Y así se nos iba yendo la mañana hasta que mi niña, que tiene olfato de periodista, cayó...

- Tu hija, Maruja, no se calla ni debajo del agua.

- Mi hija, Santiago, que casualmente es también la tuya...

- ¿Cómo que casualmente?

- Manera de hablar. Mi hija “cayó” con y griega, no con ll.

... cayó sobre una información en la que se decía que doña Letizia, para estar a la altura de su nuevo papel, está aprendiendo inglés aristocrático y tiro al plato.

- Poco me parece. Tendrían que enseñarle a levantar el meñique cuando beba agua...

- ... y a traicionar a sus mayores...

- ... y el significado de la palabra palafrenero.

- ¡¡¡STOP, FINI, SANSEACABÓ!!!

Lo dicho: la lectura en equipo no fue una buena idea. Y eso que les retiré el material rosa, tan adictivo, antes de que se dieran cuenta de que Diez Minutos ha iniciado una serie sobre los antepasados de Don Felipe que arranca (Capítulo 1) recordándonos quién fue Carlos II el Hechizado. ¿Era verdaderamente necesario? “Fue amamantado hasta los cinco años”. ¡Virgen Santa, Dios me ampare! A una se le quitan las ganas de ser madre. Letizia, guapa, no te desanimes que la historia, digan lo que digan, no es cíclica. Si acaso, la historia es cítrica, y en ocasiones también amarga.

En fin, déjenme terminar con algunas notas de color antes de que la chuleta se Sajonia se indisponga con el jamón de York, que son alimentos muy territoriales.

Gemma, la ex de Cascos, se ha roto el coxis. Si es que estos vestigios de nuestro pasado remoto no pueden traernos nada bueno, y no estoy hablando de la monarquía, que conste.

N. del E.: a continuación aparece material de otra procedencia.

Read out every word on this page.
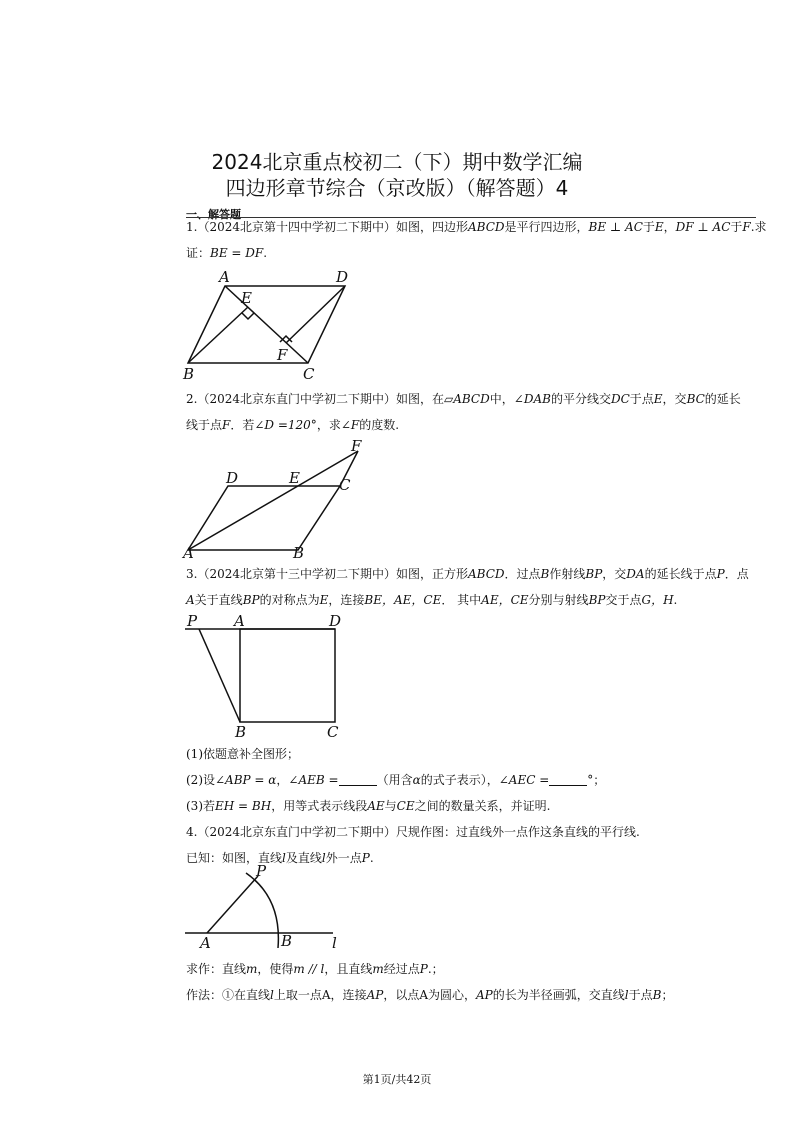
2024北京重点校初二（下）期中数学汇编
四边形章节综合（京改版）（解答题）4
一、解答题
1.（2024北京第十四中学初二下期中）如图，四边形ABCD是平行四边形，BE ⊥ AC于E，DF ⊥ AC于F.求
证：BE = DF.
A	D
E
F
B	C
2.（2024北京东直门中学初二下期中）如图，在▱ABCD中，∠DAB的平分线交DC于点E，交BC的延长
线于点F．若∠D =120°，求∠F的度数.
F
D	E	C
A	B
3.（2024北京第十三中学初二下期中）如图，正方形ABCD．过点B作射线BP，交DA的延长线于点P．点
A关于直线BP的对称点为E，连接BE，AE，CE． 其中AE，CE分别与射线BP交于点G，H.
P A	D
B	C
(1)依题意补全图形；
(2)设∠ABP = α，∠AEB =	（用含α的式子表示），∠AEC =	°；
(3)若EH = BH，用等式表示线段AE与CE之间的数量关系，并证明.
4.（2024北京东直门中学初二下期中）尺规作图：过直线外一点作这条直线的平行线.
已知：如图，直线l及直线l外一点P.
P
A	B	l
求作：直线m，使得m // l，且直线m经过点P.；
作法：①在直线l上取一点A，连接AP，以点A为圆心，AP的长为半径画弧，交直线l于点B；
第1页/共42页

La compañera de Julio Iglesias, Miranda Rijnsburger, (ninguna relación conocida con la Whopper con queso o bazofia similar), ha sido fotografiada en su paraíso familiar de Punta Cana. “El amor, la vida sana, el ejercicio y la estabilidad que preside su vida son las claves de su magnífico aspecto físico”, asegura el periodista, que era incisivo hasta que alguien le partió los piños de una guantada. Digo yo que lo de dedicarse a hacer nada por la mañana, y a pasarlo a limpio por la tarde, y todo eso en el Caribe también debe influir lo suyo.

La mujer de Luis Figo, Helen Swedin, es definida en ¡Hola! por otro plumilla de los que se juegan la vida en cada reportaje como “diferente y fascinante”. “He tenido que aprender a desenvolverme en la vida”, declara la modelo. Las demás no, ya ves, a las demás nos lo han dado todo hecho. Y encima, somos morenas, bajitas y no nos hemos casado con un tipo que gana millones dándole patadas a un balón.

- Sí, pero ¿y lo que yo te quiero?

Ese es mi Santiago. Y cierra España.